I moved in with Tamiqua. She and I got back together in the wake of everything and while I spend a lot of my time online I grudgingly go to church with her on Sunday and occasionally join her at the bar. I spend hours at a time going through every local Facebook profile I can find looking from the man in the black sweatshirt.

So far I've only found one result, a beat cop for the local police department. His facebook page is set to private, but after cultivating a fake profile of a young woman using Tamiqua's friends list I was able to add him with a couple of risque pictures I pulled from 4chan set as her profile pics. While browsing through his previous status updates I found out that he was at a training retreat for the six weeks the murders didn't happen. His likes included Jack The Ripper, Silence of The Lambs and Dexter.

I can't prove it was him, but it looks enough like what I saw. With everything that I've been through, I'm a little scared to pursue this much further. Sometimes when I leave the house I see a black Crown Victoria following me from a few block away. My lawyer is suing the city for a few million but at the same time the city is suing me for the value of the house I lost as a result of what my lawyer calls attrition through paperwork.

My life is one of fear and paranoia. I tried talking to my doctor about the whole ordeal, but he calls into question my interpretation of events. A byproduct of my diagnosis is that people seldom believe me when I talk about conspiracies and corruption in the local government.
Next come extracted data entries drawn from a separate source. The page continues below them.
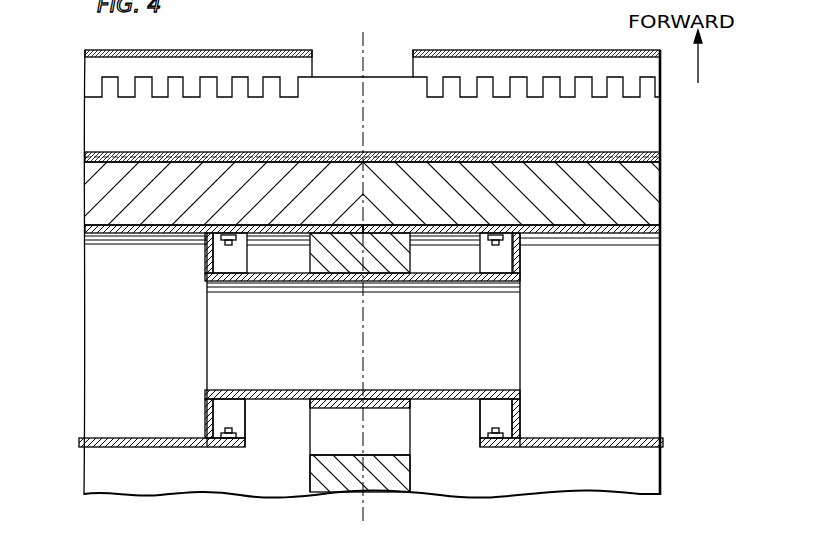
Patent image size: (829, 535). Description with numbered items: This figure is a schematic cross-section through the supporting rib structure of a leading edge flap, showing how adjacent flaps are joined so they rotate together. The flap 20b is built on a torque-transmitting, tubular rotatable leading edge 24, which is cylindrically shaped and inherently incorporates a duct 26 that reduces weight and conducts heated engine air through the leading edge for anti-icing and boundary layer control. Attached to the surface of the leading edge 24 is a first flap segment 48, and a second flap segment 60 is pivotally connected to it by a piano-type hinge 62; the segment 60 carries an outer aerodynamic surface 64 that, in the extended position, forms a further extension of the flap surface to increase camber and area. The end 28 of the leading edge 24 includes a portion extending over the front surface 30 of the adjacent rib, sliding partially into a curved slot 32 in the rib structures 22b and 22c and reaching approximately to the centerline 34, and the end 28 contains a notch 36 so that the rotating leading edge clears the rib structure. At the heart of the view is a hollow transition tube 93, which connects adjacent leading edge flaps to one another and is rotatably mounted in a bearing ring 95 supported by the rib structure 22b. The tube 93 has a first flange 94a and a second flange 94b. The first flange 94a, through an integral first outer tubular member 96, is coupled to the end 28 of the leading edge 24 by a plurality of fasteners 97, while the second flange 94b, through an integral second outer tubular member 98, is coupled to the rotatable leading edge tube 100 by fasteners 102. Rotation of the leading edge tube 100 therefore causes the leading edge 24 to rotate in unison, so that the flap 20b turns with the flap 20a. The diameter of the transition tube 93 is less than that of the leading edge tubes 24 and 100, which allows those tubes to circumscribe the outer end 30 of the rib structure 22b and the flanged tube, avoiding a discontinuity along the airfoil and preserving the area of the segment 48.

The outer aerodynamic surface 64 is at (110, 50).
The second flap segment 60 is at (88, 67).
The piano-type hinge 62 is at (100, 87).
The first flap segment 48 is at (86, 135).
The centerline 34 is at (365, 40).
The front surface 30 is at (380, 228).
The first outer tubular member 96 is at (430, 228).
The fasteners 97 is at (500, 232).
The leading edge flap 20b is at (88, 207).
The leading edge flap 20a is at (660, 219).
The rotatable leading edge 24 is at (83, 340).
The second flange 94b is at (208, 262).
The first flange 94a is at (520, 262).
The duct 26 is at (159, 362).
The transition tube 93 is at (313, 341).
The bearing ring 95 is at (388, 276).
The notch 36 is at (273, 416).
The curved slot 32 is at (336, 422).
The rotatable leading edge tube 100 is at (100, 442).
The fasteners 102 is at (227, 448).
The second outer tubular member 98 is at (240, 450).
The rib structure 22b is at (385, 478).
The end 28 is at (518, 452).
The rib structure 22c is at (362, 38).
I initially tried to get Tamiqua or one of the remaining soldiers from D-Loc's crew to come forward for me, but they have just as much to lose and are just as afraid as I am of what kind of retribution the neighborhood could see next.
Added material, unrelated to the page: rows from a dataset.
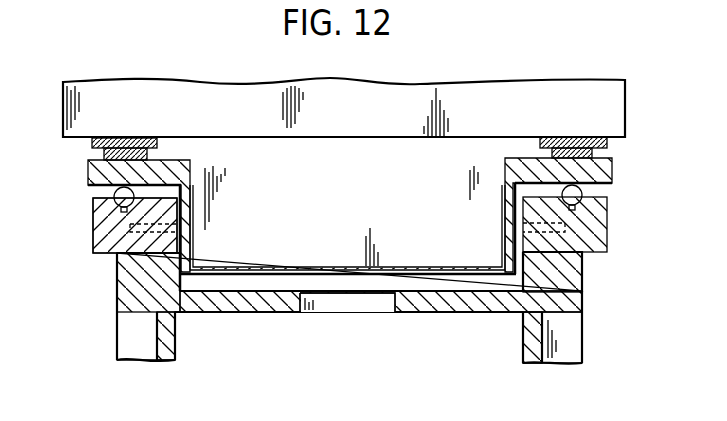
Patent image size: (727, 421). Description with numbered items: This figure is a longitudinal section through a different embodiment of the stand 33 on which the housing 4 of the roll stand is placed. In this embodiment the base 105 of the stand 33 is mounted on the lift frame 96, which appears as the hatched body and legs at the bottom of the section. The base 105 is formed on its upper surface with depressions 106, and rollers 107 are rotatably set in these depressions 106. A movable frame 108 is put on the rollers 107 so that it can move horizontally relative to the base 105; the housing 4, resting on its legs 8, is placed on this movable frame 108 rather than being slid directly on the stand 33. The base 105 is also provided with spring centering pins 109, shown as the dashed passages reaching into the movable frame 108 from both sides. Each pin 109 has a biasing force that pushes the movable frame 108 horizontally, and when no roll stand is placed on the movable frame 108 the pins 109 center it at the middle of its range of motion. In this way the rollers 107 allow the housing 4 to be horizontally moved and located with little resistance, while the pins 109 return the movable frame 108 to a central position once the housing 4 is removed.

The housing 4 is at (63, 100).
The legs 8 is at (100, 154).
The stand 33 is at (78, 232).
The lift frame 96 is at (583, 313).
The base 105 is at (606, 246).
The depressions 106 is at (117, 213).
The rollers 107 is at (116, 191).
The movable frame 108 is at (612, 172).
The spring centering pins 109 is at (180, 228).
The most disheartening thing about all of this is how much I've considered going home. I could move to a better neighborhood in a different town and my troubles would disappear. Unlike everyone else that lives in this community that has become like a family to me, I can leave at any time. I can walk up to you and talk about this and if I don't mention my disability, you'll give me the time of the day. Devon, a local activist that was trying to raise awareness was shot six times during a stop-and-frisk type incident where the police reported to finding a gun and drugs in his bookbag.
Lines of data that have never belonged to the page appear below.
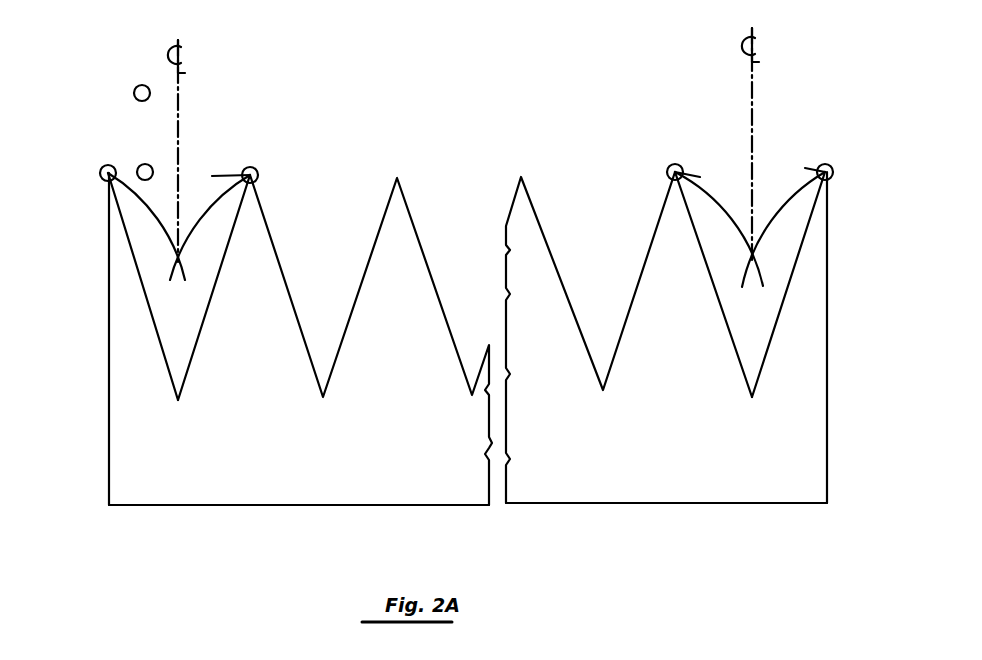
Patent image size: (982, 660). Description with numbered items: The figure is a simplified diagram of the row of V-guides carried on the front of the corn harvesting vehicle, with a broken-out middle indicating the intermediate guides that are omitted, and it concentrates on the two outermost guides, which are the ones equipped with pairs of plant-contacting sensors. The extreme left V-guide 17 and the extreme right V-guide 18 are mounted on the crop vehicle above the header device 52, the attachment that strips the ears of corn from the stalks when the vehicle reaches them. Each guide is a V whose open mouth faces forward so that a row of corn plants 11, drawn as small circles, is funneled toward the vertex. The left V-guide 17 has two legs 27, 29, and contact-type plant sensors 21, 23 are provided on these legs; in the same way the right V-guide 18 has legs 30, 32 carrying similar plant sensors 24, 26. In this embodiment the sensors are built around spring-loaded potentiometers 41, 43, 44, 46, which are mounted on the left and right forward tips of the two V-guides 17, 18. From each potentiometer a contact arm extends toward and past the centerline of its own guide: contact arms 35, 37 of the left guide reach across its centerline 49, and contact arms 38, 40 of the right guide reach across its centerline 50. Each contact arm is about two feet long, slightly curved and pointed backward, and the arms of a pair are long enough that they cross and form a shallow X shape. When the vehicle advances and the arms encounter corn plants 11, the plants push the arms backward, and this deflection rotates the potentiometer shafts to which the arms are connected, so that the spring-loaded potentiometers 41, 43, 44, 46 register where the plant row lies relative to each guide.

The corn plants 11 is at (134, 86).
The extreme left V-guide 17 is at (146, 318).
The extreme right V-guide 18 is at (773, 334).
The plant sensor 21 is at (128, 155).
The plant sensor 23 is at (215, 180).
The plant sensor 24 is at (700, 175).
The plant sensor 26 is at (806, 170).
The leg 27 is at (140, 277).
The leg 29 is at (208, 312).
The leg 30 is at (719, 302).
The leg 32 is at (782, 303).
The contact arm 35 is at (140, 207).
The contact arm 37 is at (210, 212).
The contact arm 38 is at (715, 208).
The contact arm 40 is at (782, 213).
The spring-loaded potentiometer 41 is at (101, 167).
The spring-loaded potentiometer 43 is at (258, 167).
The spring-loaded potentiometer 44 is at (668, 166).
The spring-loaded potentiometer 46 is at (833, 166).
The centerline 49 is at (178, 105).
The centerline 50 is at (752, 92).
The header device 52 is at (607, 505).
He had never even smoked a cigarette and he was a Buddhist. By nature of his socioeconomic status and his appearance, they were able to erase a voice that shouted against them and in the process no one in polite society batted an eye. I tried, I really tried to help but one man can do nothing against this level of institutionalized murder and hatred. A man can kill twenty-two young women over the course of six months and operate with impunity because of the race of his victims and his position on the force.

If this happened in Beverly Hills it would be on every news channel with pundits weighing in. But here in the neighborhood, it is how life works. Tamiqua says I should be careful. She told me that she had been seeing that car when she went to work at the convenience store down the road. What's worse is that the officer in question comes in there at night and lingers in the back before leaving without saying a word. I told her that I would take her with me and that we could move back to my hometown, but she refused to leave her family.


I'm rambling because I'm nervous. The convenience store is only six blocks from here. She was supposed to get off work at 3PM, but it's almost midnight. If I still had my cameras I'd sit here and watch her walk home or go through the footage and try to find her, but the last time I tried to set some up the new ruling gang made it a point beat me within an inch of my life. Looking back at everything that has happened I can do nothing but sit here and worry about Tamiqua.

I wish I lived in a world where all life was as precious as my goddess of a girlfriend. Sadly, I live in a world where the people tasked with protecting us see her as less than human. I can hear sirens in the distance. I hope she comes home soon.